As one might expect, the greatest challenge we have faced over the years, aside from the occasional disruption caused by the unavailability of the gym (rather than not play, of course, we would find another location — the fear being that if we lost momentum, we’d simply give it up), was attrition. Imagine that, as guys went through their 40s and into their 50s, some were actually deciding to quit! How could they do it, I wondered? What would they do to take its place? So what if most of the guys playing with now were half our age, many of them sons (or daughters) of guys we’d played with for years, and so what if the pace of play was 10 times faster than what it had been 30 years ago when we were their age? This was basketball and it was supposed to be fast. I will admit, however, that one night a few of us older guys faced a harsh reality: not only were the young guys faster than we used to be, but they were faster than we had ever been!

Always a hoopster

I’m sure there are sports out there that take more out of a player than basketball does, but if there are I don’t want to try them. It’s hard, but fun work, and it’s true that the only way to get in shape for basketball is to play basketball. It is also true that over time, the body suffers — not just from injury but from wear and tear.
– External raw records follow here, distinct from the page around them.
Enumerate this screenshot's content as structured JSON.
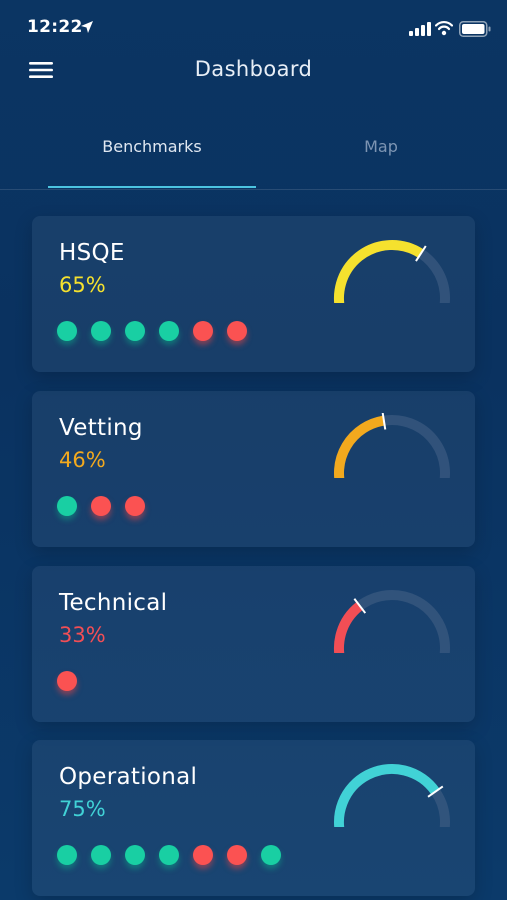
{
  "status_bar": {
    "time": "12:22",
    "icons": [
      "location-arrow-icon",
      "cellular-signal-icon",
      "wifi-icon",
      "battery-icon"
    ]
  },
  "header": {
    "title": "Dashboard",
    "menu_icon": "hamburger-menu-icon"
  },
  "tabs": [
    {
      "label": "Benchmarks",
      "active": true
    },
    {
      "label": "Map",
      "active": false
    }
  ],
  "colors": {
    "background": "#0b3563",
    "tab_indicator": "#4cc4e0",
    "status_green": "#19cfa3",
    "status_red": "#fb5252",
    "gauge_track": "#3a5a80"
  },
  "benchmarks": [
    {
      "title": "HSQE",
      "percent": "65%",
      "value": 65,
      "color": "#f5e12e",
      "dots": [
        "green",
        "green",
        "green",
        "green",
        "red",
        "red"
      ]
    },
    {
      "title": "Vetting",
      "percent": "46%",
      "value": 46,
      "color": "#f2a91e",
      "dots": [
        "green",
        "red",
        "red"
      ]
    },
    {
      "title": "Technical",
      "percent": "33%",
      "value": 33,
      "color": "#f24e55",
      "dots": [
        "red"
      ]
    },
    {
      "title": "Operational",
      "percent": "75%",
      "value": 75,
      "color": "#41d2d6",
      "dots": [
        "green",
        "green",
        "green",
        "green",
        "red",
        "red",
        "green"
      ]
    }
  ]
}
And it’s this wear and tear that now has my attention. Last Wednesday, after playing for about 20 minutes, I asked one of the guys on my team, a 46-year-old pharmacist, what it meant when 1,000 milligrams of Ibuprofen wasn’t sufficient to keep my knees from hurting, he said, “It means we’re getting old.” Maybe the reality has struck that at age 57 I’ve run my last fast break, hit my last bank shot from 20 feet that really was intended to go off the glass and, for my teammates’ sake, thrown my last bad pass to the guy who was open two seconds ago but not when the ball finally got there.

Oh, there can always be the occasional pickup game here or there, and my youngest daughter may need a coach when she gets to the age where she wants to play and just can’t seem to learn to dribble with her left hand, no matter how hard she tries. Hopefully when that time comes, I’ll still be able to tell my left from my right and will still be able to show her how Bob Cousy passed the ball behind his back to Bill Russell going full speed down the lane in the Boston Garden.

Let’s see, when she’s 10, I’ll be just 63. I’ll have played into my 60s after all.

Tom Hawley is a Bellevue-based mortgage broker who lives in North Bend.